The Full Sturgeon moon will come up on the evening of Aug. 1, at 2:32 p.m. Eastern Time (1832 UTC), and it will be a “supermoon” as it happens just a day before the moon is closest to Earth; two days later, on Aug. 3, the just-past-full moon will make a close pass to Saturn.
The full moon won’t have risen yet for observers on the U.S. eastern seaboard; the moon sets the morning of Aug. 1 at 5:12 a.m. Eastern Time and rises at 8:43 p.m. local time in New York City. Lunar phases are measured from the position of the moon relative to the Earth; a full moon happens when the moon is exactly on the opposite side of Earth from the sun. That means the hour of the full moon differs by time zone: the moon reaches full phase at 11:32 a.m. in Los Angeles, 7:32 p.m. in London, and 8:32 p.m. in Paris.
In all three cities the moon becomes full while it is still below the horizon (it rises in London at 9:23 p.m. local time and in Paris at 10:00 p.m.) One has to go as far east as Athens, Greece to see the moon rise before the full phase happens (moonrise there is at 8:53 p.m. while the moon gets full at 9:32 p.m.). In some areas the full moon occurs as late as Aug. 2; for example, in Tokyo the full moon is at 3:32 a.m. local time; the moon sets there at 4:47 a.m.
Moonrise times are affected by both latitude and time zone; given the moon’s position against the background stars, it tends to rise later as one goes north; below the equator rising times will be earlier. So while the current time New York City and San Juan, Puerto Rico is the same (because New York City observes Daylight Savings Time), the moon rises in New York at 8:43 p.m. on Aug. 1, in San Juan it rises at 7:20 p.m. Further south it rises even earlier; in Santiago, Chile the moon rises at 6:02 p.m.
Within the same time zone, even at the same latitude, there will be differences because the time in a zone is set so that the hour is the same across a wide range of longitudes, but the actual local time as measured by the sun and stars will differ slightly between the eastern side and western side of the zone. For example, the moon rises at 9:38 p.m. local time in Grand Rapids, Michigan, which is on the western side of the Eastern Time Zone, while in Nantucket, Massachusetts, which is on the eastern side, the moon rises at 8:29 p.m., even though both are at about 42 degrees north.
The August full moon will appear slightly larger than normal; this is called a “supermoon,” though it’s not a real astronomical term. Supermoons are when the full moon coincides with the moon being at the point in its orbit closest to Earth, called perigee. This happens because the lunar orbit isn’t a perfect circle, though it is close. At its closest, the moon is 226,000 miles (363,300 kilometers) from the center of the Earth; at its farthest it is 253,000 miles (405,500 kilometers).
As a result, sometimes the full moon appears larger in the sky but the difference is small, only about 10 to 11 percent; most people don’t notice.

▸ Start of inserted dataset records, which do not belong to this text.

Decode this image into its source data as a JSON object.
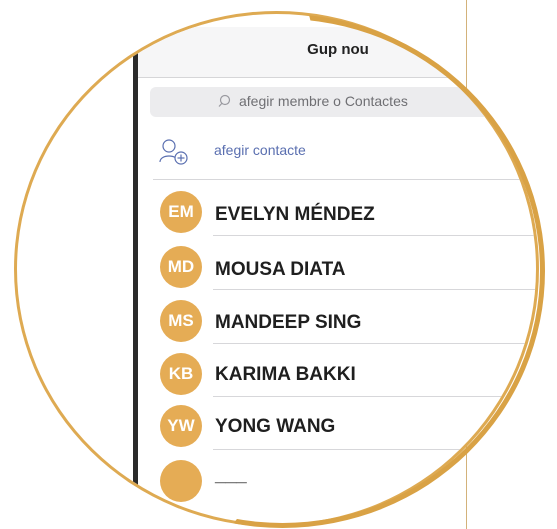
{
  "header": {
    "title": "Gup nou"
  },
  "search": {
    "placeholder": "afegir membre o Contactes"
  },
  "add_contact": {
    "label": "afegir contacte"
  },
  "contacts": [
    {
      "initials": "EM",
      "name": "EVELYN MÉNDEZ"
    },
    {
      "initials": "MD",
      "name": "MOUSA DIATA"
    },
    {
      "initials": "MS",
      "name": "MANDEEP SING"
    },
    {
      "initials": "KB",
      "name": "KARIMA BAKKI"
    },
    {
      "initials": "YW",
      "name": "YONG WANG"
    },
    {
      "initials": "",
      "name": "___"
    }
  ],
  "colors": {
    "accent": "#e5ac55",
    "frame": "#deaa52",
    "link": "#5a6fb0"
  },
  "icons": {
    "search": "search-icon",
    "add_contact": "add-person-icon"
  }
}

Such full moons don’t occur every month (or more accurately, every 28.5 days) because the major axis, or longer dimension, of the moon’s orbit doesn’t stay pointed in the same direction relative to the Earth; it slowly rotates so that supermoons happen three to four times per year. Perigee for this full moon actually happens a day after the full moon (at least for Western Hemisphere observers); it is at 1:52 p.m. Eastern Time on Aug. 2.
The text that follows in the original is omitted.